What are your words of wisdom for a new auto technician who is discouraged?

This is a very challenging field, both physically and mentally. There are going to be days that you go home and wonder why you ever decide to be an automotive technician. It is very easy to get discouraged and give up. But, if this is something that you truly love to do, don't give up. Take a couple steps back, take a deep breath and keep trying.

Do you feel that continuing education is important for technicians?

“Absolutely, investing in yourself shows that you take pride in not only yourself but also your chosen career path.”

How do you see your job or this industry changing in the next 10 years?

I think we're going to see a lot more technology-based repairs like computers and more electronic issues. The things that they're doing over in Europe with electronic steering and braking where you need a scan tool to change brakes is helping shift more towards diagnostic and technology-based repairs rather than just changing parts. You're still going to have those jobs, but they are becoming less and less.”

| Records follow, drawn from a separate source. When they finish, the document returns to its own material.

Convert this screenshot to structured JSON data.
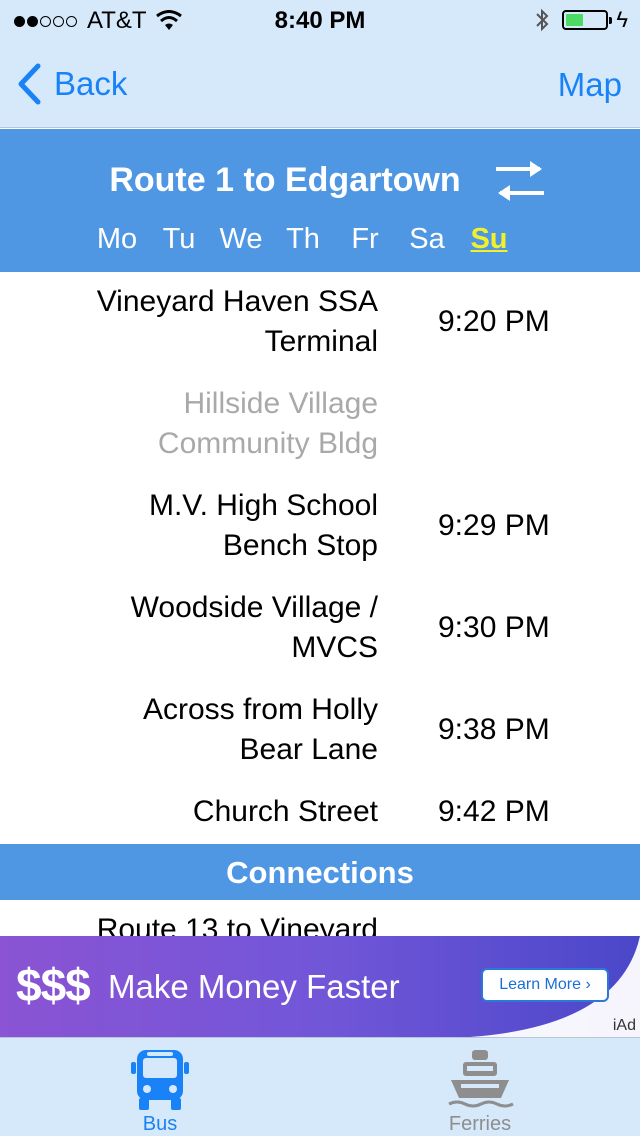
{
  "status_bar": {
    "carrier": "AT&T",
    "signal_bars": 2,
    "time": "8:40 PM",
    "battery_level": 0.45
  },
  "nav": {
    "back_label": "Back",
    "map_label": "Map"
  },
  "route": {
    "title": "Route 1 to Edgartown",
    "days": [
      "Mo",
      "Tu",
      "We",
      "Th",
      "Fr",
      "Sa",
      "Su"
    ],
    "selected_day": "Su"
  },
  "stops": [
    {
      "name_line1": "Vineyard Haven SSA",
      "name_line2": "Terminal",
      "time": "9:20 PM",
      "dimmed": false
    },
    {
      "name_line1": "Hillside Village",
      "name_line2": "Community Bldg",
      "time": "",
      "dimmed": true
    },
    {
      "name_line1": "M.V. High School",
      "name_line2": "Bench Stop",
      "time": "9:29 PM",
      "dimmed": false
    },
    {
      "name_line1": "Woodside Village /",
      "name_line2": "MVCS",
      "time": "9:30 PM",
      "dimmed": false
    },
    {
      "name_line1": "Across from Holly",
      "name_line2": "Bear Lane",
      "time": "9:38 PM",
      "dimmed": false
    },
    {
      "name_line1": "Church Street",
      "name_line2": "",
      "time": "9:42 PM",
      "dimmed": false
    }
  ],
  "connections": {
    "header": "Connections",
    "first_item": "Route 13 to Vineyard"
  },
  "ad": {
    "logo_text": "$$$",
    "headline": "Make Money Faster",
    "cta_label": "Learn More",
    "badge": "iAd"
  },
  "tabbar": {
    "bus_label": "Bus",
    "ferries_label": "Ferries"
  },
  "colors": {
    "accent": "#1a82f7",
    "header_blue": "#4f97e3",
    "bar_bg": "#d6e9fb",
    "active_day": "#f2f02a",
    "dimmed_text": "#a9a9a9",
    "battery": "#4cd964"
  }
}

Anything else you think ASE should understand about the wants and needs of auto technicians?

I absolutely love the renewal app. I was part of the beta group that they were testing it on. Maine is very rural, and it is a two-hour drive to and from the nearest testing facility. Renewing my certifications online through an app on my phone is huge.

I'm on the recertification board for the tech school that is in the county that my shop is located in. And we're going to be going through the certification process with them again in the springtime. But it always seems like the instructors treat it more of a hindrance. I'm not thrilled with the Cox Automotive instructor that they have. So, it really needs to be on a more personal level with this particular instructor rather than the Nationwide thing. It's just the only thing I see unfortunately.

When I first started at my shop, the owner didn't put any merit or value in ASE certification. I was able to get him to the point that he recognizes the value of ASE certifications and is now on board with me. We are working on being a blue seal shop, but I think there's still a few things that we need to do before that would happen. It’s been a slow process.